We need more self-confidence to confront this epic challenge, not less. We don’t need more stigma, we need less. We need to know we are normal and whole, and that there is nothing wrong with us. That we should expect human beings to become addicted when they are consuming an addictive substance in excess. That it’s hard for everyone, and that it’s normal to struggle when we are trying to find freedom from alcohol.

Our nervous system is much older than our sobriety. The first sunny day of spring I was out riding bikes with my kids — and got hit with the strongest urge to ride to the brewery (something I did with my parents for many years). Having an urge doesn’t have to mean something bad is about to happen, or that there’s something wrong with you. It just means our bodies have wicked good memories, and when we aren’t drinking — we can trust our prefrontal cortex to sort out what’s old, what’s new, and what’s happening now.

I’m not defending my ego when I say I’m not an alcoholic. I don’t think I’m better or less bad than anyone else — I just find this term inaccurate and unhelpful.

Earlier this century the Tobacco industry successfully marketed a strategy(based on eugenics) claiming cigarettes aren’t harmful — it’s just that some people are predisposed to use them in excess. There’s nothing wrong with cigarettes, there’s just something wrong with you for smoking too many of them. Sound familiar?

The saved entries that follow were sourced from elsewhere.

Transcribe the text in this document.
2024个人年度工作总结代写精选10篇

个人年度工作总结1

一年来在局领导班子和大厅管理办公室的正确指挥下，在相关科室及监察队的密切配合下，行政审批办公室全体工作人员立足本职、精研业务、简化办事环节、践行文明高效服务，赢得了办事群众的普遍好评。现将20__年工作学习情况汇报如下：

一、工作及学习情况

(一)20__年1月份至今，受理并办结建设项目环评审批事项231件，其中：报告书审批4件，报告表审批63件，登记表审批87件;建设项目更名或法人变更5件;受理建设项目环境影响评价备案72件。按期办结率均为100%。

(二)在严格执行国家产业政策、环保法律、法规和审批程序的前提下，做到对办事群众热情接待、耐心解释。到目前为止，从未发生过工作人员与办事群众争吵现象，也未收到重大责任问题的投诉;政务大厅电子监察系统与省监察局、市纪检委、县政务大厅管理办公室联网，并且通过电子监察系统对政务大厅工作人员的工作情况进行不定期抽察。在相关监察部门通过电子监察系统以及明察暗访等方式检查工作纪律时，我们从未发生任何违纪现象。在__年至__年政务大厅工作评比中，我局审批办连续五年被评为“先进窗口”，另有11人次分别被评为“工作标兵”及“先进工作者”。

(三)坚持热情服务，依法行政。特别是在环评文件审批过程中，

In my opinion, and lived experience, the term alcoholic is far too effective at diverting our attention away from the reality that alcohol is bad for the human body. Every single body.

. . .

I wish we lived in a world that blamed alcohol more, regardless of where and how we drink it — and that we held the industry that pedals it accountable for the harm they knowingly profit from. And that we could ask for, and receive, support — just because we need and want it. And that none of us felt bad about needing and wanting help in our sobriety.

I don’t think it’s possible for Americans to safely use alcohol for bonding until we can respect and admit how harmful it is. I wish we could create a cultural sea change and stop lying about our dysfunctional relationship with alcohol, and start celebrating sobriety for the liberating and life-affirming experience it is.